In mid-2020, the FBI began a sweep to find researchers in US academic institutions who had hidden their histories or affiliations with the Chinese military. This investigation would uncover disturbing examples of researchers affiliated with the People’s Liberation Army (PLA) who are working on sensitive topics including artificial intelligence, machine learning, supercomputers, and underwater robotics—all areas where the Chinese military is seeking a technological advantage over the United States. (When the State Department shut down China’s Houston consulate in July of that year, it was in part because it had been central to helping these researchers hide their true identities and evade US justice.)

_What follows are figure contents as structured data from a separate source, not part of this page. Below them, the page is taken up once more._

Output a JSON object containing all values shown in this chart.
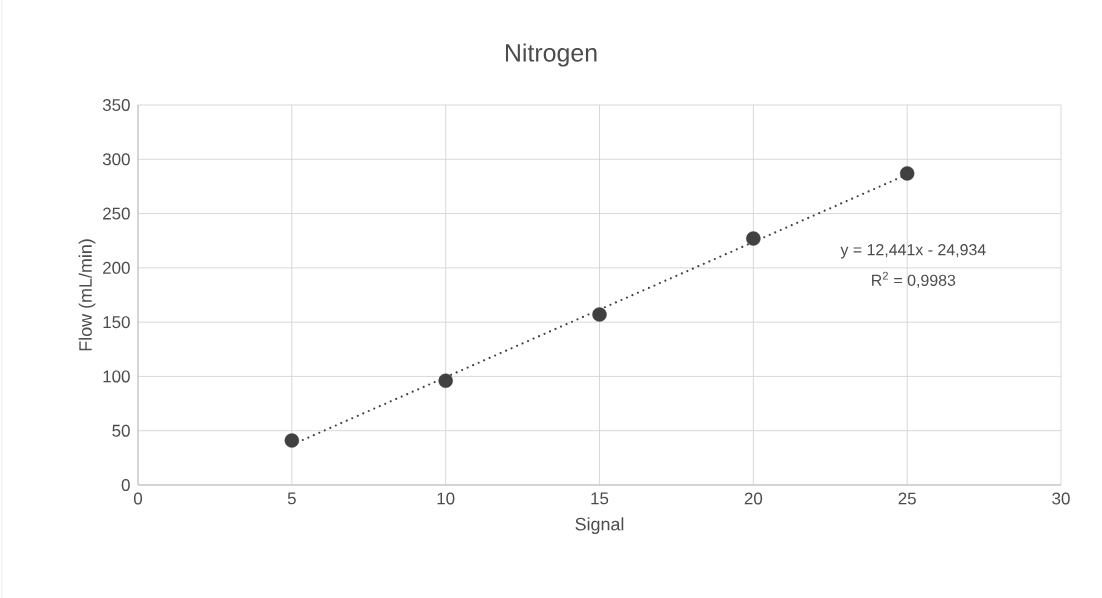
{
  "chart_data": {
    "type": "scatter",
    "title": "Nitrogen",
    "xlabel": "Signal",
    "ylabel": "Flow (mL/min)",
    "series": [
      {
        "color": "#404040",
        "marker": "circle",
        "x": [
          5,
          10,
          15,
          20,
          25
        ],
        "values": [
          41,
          96,
          157,
          227,
          287
        ]
      },
      {
        "type": "line",
        "color": "#404040",
        "marker": "none",
        "line_style": "dotted",
        "x": [
          5,
          25
        ],
        "values": [
          37,
          286
        ]
      }
    ],
    "annotations": [
      "y = 12,441x - 24,934",
      "R$^{2}$ = 0,9983"
    ],
    "xlim": [
      0,
      30
    ],
    "xticks": [
      0,
      5,
      10,
      15,
      20,
      25,
      30
    ],
    "ylim": [
      0,
      350
    ],
    "yticks": [
      0,
      50,
      100,
      150,
      200,
      250,
      300,
      350
    ],
    "grid": true
  }
}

The only way for Xi’s “China Dream” to come true is for America’s own values to wane. College campuses are but one of the many battlegrounds. Safeguarding free speech at universities is critical to the health of any democracy. Yet the US academic sector has struggled with defending two competing values—academic freedom and openness—at the same time. The national security and law enforcement communities struggle with two competing priorities as well: protecting the nation’s security while avoiding turning into the very repressive system they were opposing, by targeting people based on ethnicity or national origin. It had proved to be a vexing challenge—one made all the more difficult by the fact that it is far from the only one on these defenders’ plates.
Chips on Their Shoulders
When the Trump administration came into power, there were two big things happening in Silicon Valley. One was the global feeding frenzy to get ahead on artificial intelligence, which was beginning to take off. The other was a competition for engineers that was heating up because major US firms like Facebook, Amazon, and Google were growing faster than the schools could turn out graduates. China provided a way to success for American firms on both these fronts—much to the consternation of those in Washington who were trying to warn the tech industry of Beijing’s efforts to infiltrate their companies and exfiltrate their data.
The Chinese government was seriously investing in the technologies of the future, and Chinese universities were supplying skilled technicians to companies around the world. Inside US high-tech firms, there were national-security-minded people who were deeply wary and skeptical about China, but from a business perspective, cooperation made sense. The Chinese market of over seven hundred million internet users was too valuable to ignore.